Presentazione del volume Marco Tullio Giordana. Una poetica civile in forma di cinema (Rubbettino)

Un libro di Marco Olivieri e Anna Paparcone

 

Alle 16.30 di lunedì 27 novembre, alla Casa del Cinema di Roma, in collaborazione con il CSC (Centro Sperimentale di Cinematografia) – Cineteca Nazionale, è in programma la visione del film tv Due soldati di Marco Tullio Giordana (2017, 100’). Subito dopo, alle 18.15, è previsto un incontro, moderato dal critico cinematografico Alberto Crespi, con Marco Tullio Giordana e gli autori, per presentare il volume di Marco Olivieri e Anna Paparcone, Marco Tullio Giordana. Una poetica civile in forma di cinema, Rubbettino, 2017. Il direttore della Collana Cinema di Rubbettino è il docente universitario Christian Uva (Università degli Studi Roma Tre). Il volume è già stato presentato al Salone Internazionale del Libro e alla Bibliomediateca “Mario Gromo” del Museo del Cinema di Torino lo scorso 21 maggio.

 

«Il cinema di Marco Tullio Giordana in rapporto con la Storia, dal Fascismo alle rivolte sessantottine, dalla violenza negli stadi al fenomeno dell’immigrazione in Italia, dal terrorismo degli anni Settanta alla lotta contro le mafie. Un cinema civile che non rinuncia però a canoni espressivi frutto di un’approfondita riflessione estetica, di una passione accentuata per la letteratura e la musica e di un costante lavoro sullo stile filmico. L’analisi dei vari temi si avvale di riflessioni teoriche su realismo e postmodernismo, cinema d’autore e cinema di genere. Inoltre evidenzia un’osmosi feconda tra realtà storica e finzione nell’ambito di una più complessa visione della storia collettiva e dell’umanità del singolo, senza dimenticare la figura femminile. La lezione di Gramsci si combina con la poetica pasoliniana in un cinema che mette in gioco rimozioni, desideri di rinascita e aneliti a una bellezza forse perduta per sempre» (dalla quarta di copertina del volume di Marco Olivieri, Anna Paparcone, Marco Tullio Giordana. Una poetica civile in forma di cinema).

 

Zona di Napoli. La gioventù è divisa a metà. Ci sono quelli come Salvatore, che s’inchinano al sistema e diventano delinquenti e altri, come Enzo, che sono intenti a trovare un lavoro onesto e finiscono per entrare nell’esercito ed essere spediti in missione in un territorio ad altro rischio. E poi c’è una ragazza, Maria, che sta progettando il suo matrimonio con Enzo, il ragazzo che ama e che rappresenta per lei la possibilità di cambiare la sua vita. Loro tre mostrano tre diversi modi per rispondere agli stessi problemi di sopravvivenza, ognuno su un fronte diverso, dove ognuno è un soldato. Ma le cose cambiano quando il destino porta Maria e Salvatore ad incontrarsi… Film tv presentato alla 70° edizione del Festival Internazionale di Locarno (2017).

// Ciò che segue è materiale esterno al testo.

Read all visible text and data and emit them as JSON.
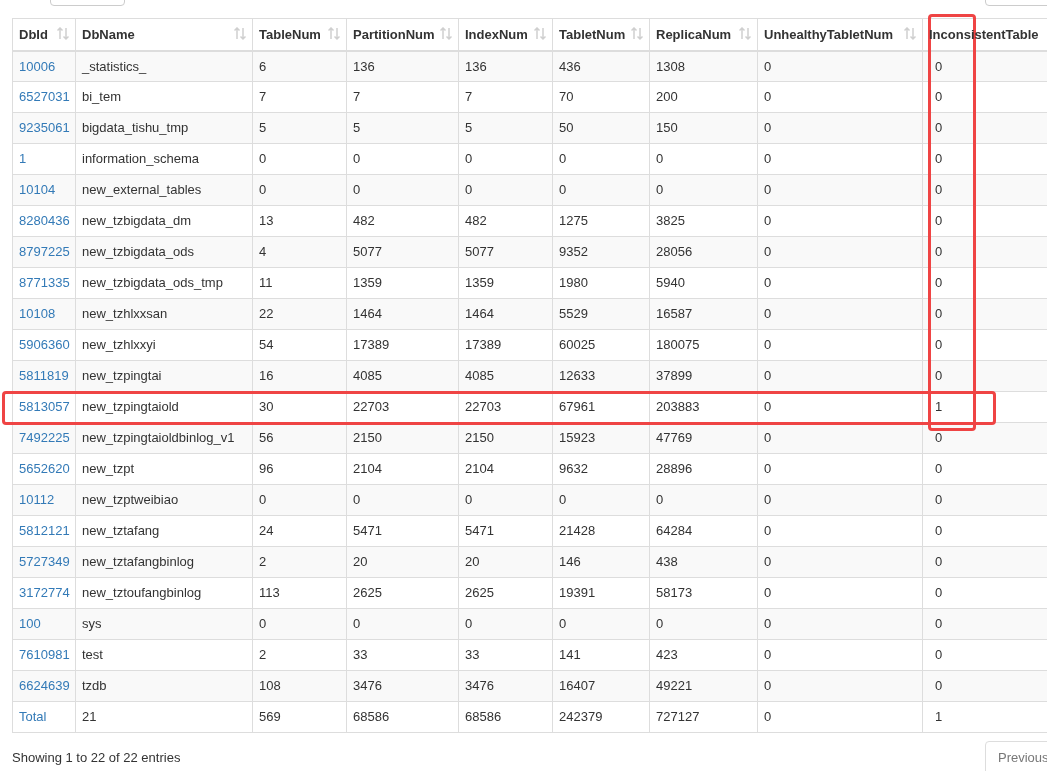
{
  "table": {
    "columns": [
      "DbId",
      "DbName",
      "TableNum",
      "PartitionNum",
      "IndexNum",
      "TabletNum",
      "ReplicaNum",
      "UnhealthyTabletNum",
      "InconsistentTable"
    ],
    "rows": [
      [
        "10006",
        "_statistics_",
        "6",
        "136",
        "136",
        "436",
        "1308",
        "0",
        "0"
      ],
      [
        "6527031",
        "bi_tem",
        "7",
        "7",
        "7",
        "70",
        "200",
        "0",
        "0"
      ],
      [
        "9235061",
        "bigdata_tishu_tmp",
        "5",
        "5",
        "5",
        "50",
        "150",
        "0",
        "0"
      ],
      [
        "1",
        "information_schema",
        "0",
        "0",
        "0",
        "0",
        "0",
        "0",
        "0"
      ],
      [
        "10104",
        "new_external_tables",
        "0",
        "0",
        "0",
        "0",
        "0",
        "0",
        "0"
      ],
      [
        "8280436",
        "new_tzbigdata_dm",
        "13",
        "482",
        "482",
        "1275",
        "3825",
        "0",
        "0"
      ],
      [
        "8797225",
        "new_tzbigdata_ods",
        "4",
        "5077",
        "5077",
        "9352",
        "28056",
        "0",
        "0"
      ],
      [
        "8771335",
        "new_tzbigdata_ods_tmp",
        "11",
        "1359",
        "1359",
        "1980",
        "5940",
        "0",
        "0"
      ],
      [
        "10108",
        "new_tzhlxxsan",
        "22",
        "1464",
        "1464",
        "5529",
        "16587",
        "0",
        "0"
      ],
      [
        "5906360",
        "new_tzhlxxyi",
        "54",
        "17389",
        "17389",
        "60025",
        "180075",
        "0",
        "0"
      ],
      [
        "5811819",
        "new_tzpingtai",
        "16",
        "4085",
        "4085",
        "12633",
        "37899",
        "0",
        "0"
      ],
      [
        "5813057",
        "new_tzpingtaiold",
        "30",
        "22703",
        "22703",
        "67961",
        "203883",
        "0",
        "1"
      ],
      [
        "7492225",
        "new_tzpingtaioldbinlog_v1",
        "56",
        "2150",
        "2150",
        "15923",
        "47769",
        "0",
        "0"
      ],
      [
        "5652620",
        "new_tzpt",
        "96",
        "2104",
        "2104",
        "9632",
        "28896",
        "0",
        "0"
      ],
      [
        "10112",
        "new_tzptweibiao",
        "0",
        "0",
        "0",
        "0",
        "0",
        "0",
        "0"
      ],
      [
        "5812121",
        "new_tztafang",
        "24",
        "5471",
        "5471",
        "21428",
        "64284",
        "0",
        "0"
      ],
      [
        "5727349",
        "new_tztafangbinlog",
        "2",
        "20",
        "20",
        "146",
        "438",
        "0",
        "0"
      ],
      [
        "3172774",
        "new_tztoufangbinlog",
        "113",
        "2625",
        "2625",
        "19391",
        "58173",
        "0",
        "0"
      ],
      [
        "100",
        "sys",
        "0",
        "0",
        "0",
        "0",
        "0",
        "0",
        "0"
      ],
      [
        "7610981",
        "test",
        "2",
        "33",
        "33",
        "141",
        "423",
        "0",
        "0"
      ],
      [
        "6624639",
        "tzdb",
        "108",
        "3476",
        "3476",
        "16407",
        "49221",
        "0",
        "0"
      ],
      [
        "Total",
        "21",
        "569",
        "68586",
        "68586",
        "242379",
        "727127",
        "0",
        "1"
      ]
    ]
  },
  "footer": {
    "info": "Showing 1 to 22 of 22 entries",
    "previous_button": "Previous"
  }
}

Marco Olivieri, giornalista  professionista e dottore di ricerca, è autore del libro “La memoria degli altri. Il cinema di Roberto Andò” (Kaplan 2013 e 2017). Si è occupato di R. Andò anche in Cinema e Storia 2016 (Rubbettino) e nel  volume da lui curato “Le confessioni” (Skira 2016).

 

Anna Paparcone insegna presso la Bucknell University (USA). Ha scritto sul cinema di Pasolini, Rosi, Giordana, Garrone, Pif e Quatriglio. Tra i suoi saggi, “Un mosaico di verità per «una storia sbagliata». Il caso Pasolini secondo Marco Tullio Giordana e Aurelio Grimaldi” (in Strane storie, a cura di Christian Uva, Rubbettino, 2012) e “Beyond Politics: The Cinema of Marco Tullio Giordana” (in Italian Political Cinema, edited by Giancarlo Lombardi and Christian Uva, Peter Lang, 2016).